Le vendredi 16 janvier, la Cour Suprême du Nicaragua a invalidé la condamnation à 20 ans de prison pour corruption de l’ancien président Arnoldo Aleman, qui a été reconnu coupable en 2003 d’avoir détourné des millions de dollars de fonds publics pendant son mandat, de 1997 à 2002. Un évident coup de balai judiciaire commandité par le président Daniel Ortega pour débloquer le Parlement nicaraguayen, paralysé depuis le mois de novembre par les partisans d’Aleman.

Arnoldo Aleman a réalisé l’exploit de se voir classé parmi les dix personnalités politiques les plus corrompues de tous les temps par l’association Transparency International. Ce « titre de gloire » acquis durant ses années de présidence efface les efforts majeurs d’amélioration des infrastructures nicaraguayennes et la croissance économique qui ont marqué son mandat.

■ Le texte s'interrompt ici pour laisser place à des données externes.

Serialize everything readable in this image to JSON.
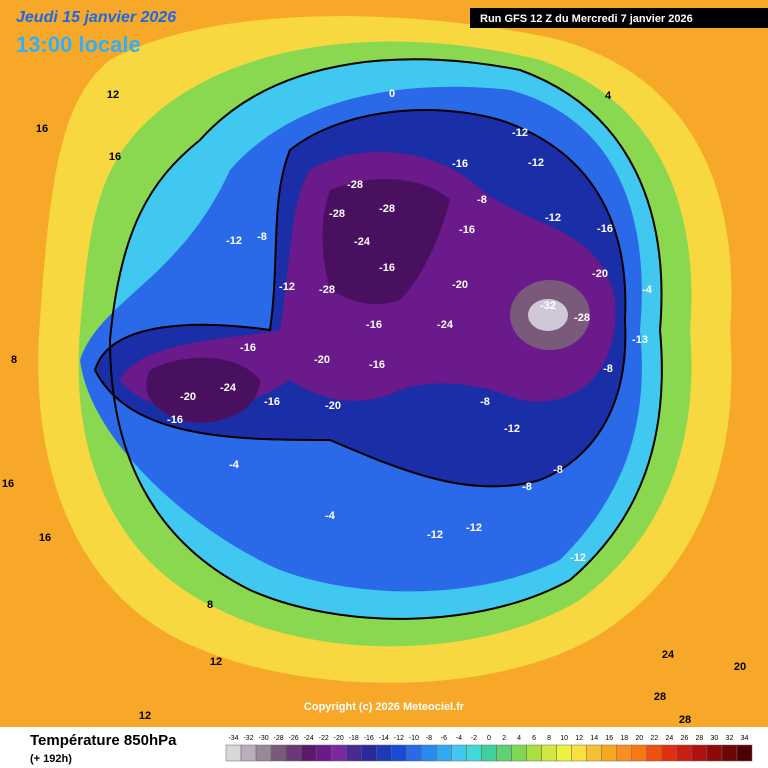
{
  "header": {
    "date": "Jeudi 15 janvier 2026",
    "time": "13:00 locale",
    "run": "Run GFS 12 Z du Mercredi 7 janvier 2026"
  },
  "footer": {
    "title": "Température 850hPa",
    "lead": "(+ 192h)",
    "copyright": "Copyright (c) 2026 Meteociel.fr"
  },
  "legend": {
    "ticks": [
      -34,
      -32,
      -30,
      -28,
      -26,
      -24,
      -22,
      -20,
      -18,
      -16,
      -14,
      -12,
      -10,
      -8,
      -6,
      -4,
      -2,
      0,
      2,
      4,
      6,
      8,
      10,
      12,
      14,
      16,
      18,
      20,
      22,
      24,
      26,
      28,
      30,
      32,
      34
    ],
    "colors": [
      "#d8d8d8",
      "#b8b0b8",
      "#988898",
      "#7a5a7a",
      "#6a3a78",
      "#5a1a6a",
      "#6a1a8a",
      "#7a2aa0",
      "#4a2a90",
      "#2a2a9a",
      "#1a3ab8",
      "#1a4ad8",
      "#2a6ae8",
      "#2a8af0",
      "#30aaf0",
      "#40c8f0",
      "#40d8d8",
      "#40d0a0",
      "#60d070",
      "#80d850",
      "#a8e040",
      "#d0e840",
      "#f0f040",
      "#f8e040",
      "#f8c030",
      "#f8a820",
      "#f89020",
      "#f87818",
      "#f05010",
      "#e03010",
      "#c82010",
      "#b01010",
      "#900808",
      "#700505",
      "#500000"
    ]
  },
  "labels": [
    -28,
    -28,
    -28,
    -28,
    -24,
    -16,
    -16,
    -16,
    -24,
    -20,
    -32,
    -28,
    -20,
    -16,
    -12,
    -12,
    -16,
    -16,
    -8,
    -12,
    -24,
    -20,
    -16,
    -16,
    -16,
    -12,
    -8,
    -12,
    -20,
    -20,
    -8,
    -12,
    -8,
    -8,
    -4,
    -12,
    -12,
    -12,
    0,
    4,
    8,
    12,
    16,
    16,
    16,
    12,
    20,
    24,
    28,
    28,
    12,
    16,
    8,
    -4,
    -8,
    -4,
    -13
  ]
}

Dans cet âge d’or déjà le dirigeant de l’Alliance Libérale – une union sacrée des libéraux incluant son propre parti, le Parti Constitutionnel Libéral (PLC) – et son « opposant » sandiniste Daniel Ortega trouvaient des façons de s’entendre : Aleman achetait la paix parlementaire – ou respectait l’équilibre des forces donné par le résultat des urnes, selon le point de vue – en nommant des sandinistes à des fonctions honorifiques diverses. En 2002 encore, lorsque le successeur d’Aleman au pouvoir, Enrique Bolanos – son ancien vice-président – avait pris la tête d’une véritable opération « mains propres » et mettait en cause plusieurs ministres de son propre parti,  les partisans d’Ortega et d’Aleman se liguaient pour faire face, étrange union de libéraux et de socialistes.

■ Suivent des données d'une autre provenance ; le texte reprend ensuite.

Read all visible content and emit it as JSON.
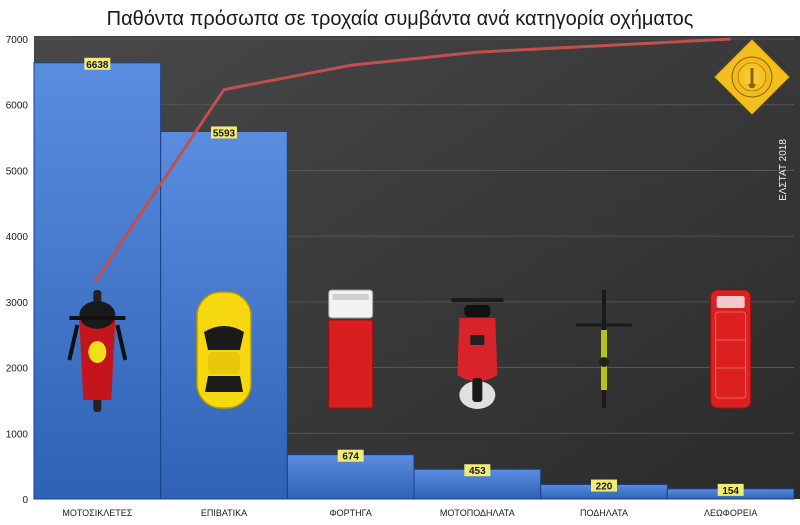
{
  "chart_data": {
    "type": "bar",
    "title": "Παθόντα πρόσωπα σε τροχαία συμβάντα ανά κατηγορία οχήματος",
    "categories": [
      "ΜΟΤΟΣΙΚΛΕΤΕΣ",
      "ΕΠΙΒΑΤΙΚΑ",
      "ΦΟΡΤΗΓΑ",
      "ΜΟΤΟΠΟΔΗΛΑΤΑ",
      "ΠΟΔΗΛΑΤΑ",
      "ΛΕΩΦΟΡΕΙΑ"
    ],
    "values": [
      6638,
      5593,
      674,
      453,
      220,
      154
    ],
    "cumulative_line": [
      3300,
      6230,
      6600,
      6800,
      6900,
      7000
    ],
    "ylim": [
      0,
      7000
    ],
    "yticks": [
      0,
      1000,
      2000,
      3000,
      4000,
      5000,
      6000,
      7000
    ],
    "ytick_labels": [
      "0",
      "1000",
      "2000",
      "3000",
      "4000",
      "5000",
      "6000",
      "7000"
    ],
    "xlabel": "",
    "ylabel": "",
    "source_note": "ΕΛΣΤΑΤ 2018",
    "vehicle_icons": [
      "motorcycle-icon",
      "car-icon",
      "truck-icon",
      "scooter-icon",
      "bicycle-icon",
      "bus-icon"
    ],
    "colors": {
      "bar": "#4a7fd0",
      "bar_edge": "#1c3f86",
      "line": "#c0504d",
      "background": "#3c3c3c",
      "label_box": "#f3ec73"
    }
  }
}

Puis, en 2007, le Gouvernement de Daniel Ortega a fait voter une nouvelle loi – d’application rétroactive – qui limitait à 5 ans au lieu de 20 la condamnation maximale pour corruption. Cette loi a signé de facto la « libération » d’Arnoldo Aleman ; « libération » entre guillemets puisque depuis sa luxueuse villa où il était en résidence surveillée mais totalement libre de ses mouvements, Aleman restait le leader de l’opposition nicaraguayenne libérale. Mais la nouvelle loi ne blanchissait pas l’ancien président, virginité indispensable à une éventuelle nouvelle candidature présidentielle.

C’est cette absolution qu’Arnoldo Aleman vient d’obtenir. Il a pu pour cela s’appuyer avec confiance sur le blocage parlementaire provoqué depuis début novembre par le résultat controversé des élections municipales nicaraguayennes du 9 novembre : Le budget 2009 n’a même pas encore pu être voté, le nombre de députés présents étant insuffisant pour convoquer une session législative.

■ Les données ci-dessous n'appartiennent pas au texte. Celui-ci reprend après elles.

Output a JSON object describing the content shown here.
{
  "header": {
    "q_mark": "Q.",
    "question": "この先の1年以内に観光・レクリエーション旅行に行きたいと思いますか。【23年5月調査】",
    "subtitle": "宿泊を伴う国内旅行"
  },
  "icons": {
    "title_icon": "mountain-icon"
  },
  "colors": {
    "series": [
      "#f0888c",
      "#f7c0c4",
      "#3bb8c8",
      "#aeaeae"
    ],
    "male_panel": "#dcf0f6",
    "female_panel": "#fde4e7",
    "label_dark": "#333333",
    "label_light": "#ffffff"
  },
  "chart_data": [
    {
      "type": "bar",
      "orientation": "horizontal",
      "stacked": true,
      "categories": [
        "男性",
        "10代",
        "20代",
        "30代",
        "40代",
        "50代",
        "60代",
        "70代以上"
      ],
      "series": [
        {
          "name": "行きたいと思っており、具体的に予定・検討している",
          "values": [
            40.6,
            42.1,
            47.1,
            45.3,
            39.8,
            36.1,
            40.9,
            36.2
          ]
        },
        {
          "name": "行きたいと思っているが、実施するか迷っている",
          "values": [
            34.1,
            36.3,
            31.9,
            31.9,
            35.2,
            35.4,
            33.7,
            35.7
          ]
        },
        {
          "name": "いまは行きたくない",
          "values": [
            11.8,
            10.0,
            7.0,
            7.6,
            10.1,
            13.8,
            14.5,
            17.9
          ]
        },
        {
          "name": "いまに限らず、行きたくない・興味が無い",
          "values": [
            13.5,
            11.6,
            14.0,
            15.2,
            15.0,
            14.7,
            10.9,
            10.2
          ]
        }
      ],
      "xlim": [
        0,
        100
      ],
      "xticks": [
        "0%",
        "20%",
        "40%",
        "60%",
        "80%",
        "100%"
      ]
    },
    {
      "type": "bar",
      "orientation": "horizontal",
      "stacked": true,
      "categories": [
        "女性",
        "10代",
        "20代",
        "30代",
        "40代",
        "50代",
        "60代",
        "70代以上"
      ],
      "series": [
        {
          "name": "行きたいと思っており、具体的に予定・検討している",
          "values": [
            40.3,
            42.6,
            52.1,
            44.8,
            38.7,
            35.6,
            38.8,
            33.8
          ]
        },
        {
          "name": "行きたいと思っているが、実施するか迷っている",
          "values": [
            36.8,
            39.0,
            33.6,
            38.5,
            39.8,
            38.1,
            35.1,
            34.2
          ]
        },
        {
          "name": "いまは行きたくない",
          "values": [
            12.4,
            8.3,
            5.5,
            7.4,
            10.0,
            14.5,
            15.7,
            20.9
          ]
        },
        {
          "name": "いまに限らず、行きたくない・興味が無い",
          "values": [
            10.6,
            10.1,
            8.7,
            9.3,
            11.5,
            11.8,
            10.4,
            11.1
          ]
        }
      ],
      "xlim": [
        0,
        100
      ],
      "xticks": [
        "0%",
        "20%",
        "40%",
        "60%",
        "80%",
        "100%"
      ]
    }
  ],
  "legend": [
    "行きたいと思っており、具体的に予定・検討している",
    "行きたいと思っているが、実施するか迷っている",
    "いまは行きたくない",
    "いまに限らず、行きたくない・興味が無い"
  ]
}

Dans la ville de Jinotega par exemple, l’ex-sandiniste Jaime Salguera accuse le Conseil Électoral d’avoir « fait disparaître des votes, donnant la victoire au candidat d’Ortega ». Cité par le journal La Prensa, Salguera indique que le candidat du Parti Constitutionnel Libéral (PLC) menait par 2.000 voix d’avance alors que 98 % des bulletins avaient été comptés. La fraude a inversé le résultat final, donnant la mairie au sandiniste. Le Conseil Électoral « a méprisé la volonté populaire, comme dans une dictature totale », tempête l’ancien allié de Daniel Ortega.

La lutte contre les fraudes

Les fraudes sont multiples, documentées et outrageusement visibles. Pour rajouter du piment à la situation, les sandinistes auraient menacé de mort des députés du PLC, à l’exemple de Wilfredo Navarro et Guillermo Osorno, cités par le site abc.es le 5 décembre dernier.

Mais, malgré la situation toujours tendue autour des élections municipales, le blanchiment d’Aleman malgré les 58 millions de dollars disparus des caisses de l’État a immédiatement provoqué un retour au travail des parlementaires du PLC.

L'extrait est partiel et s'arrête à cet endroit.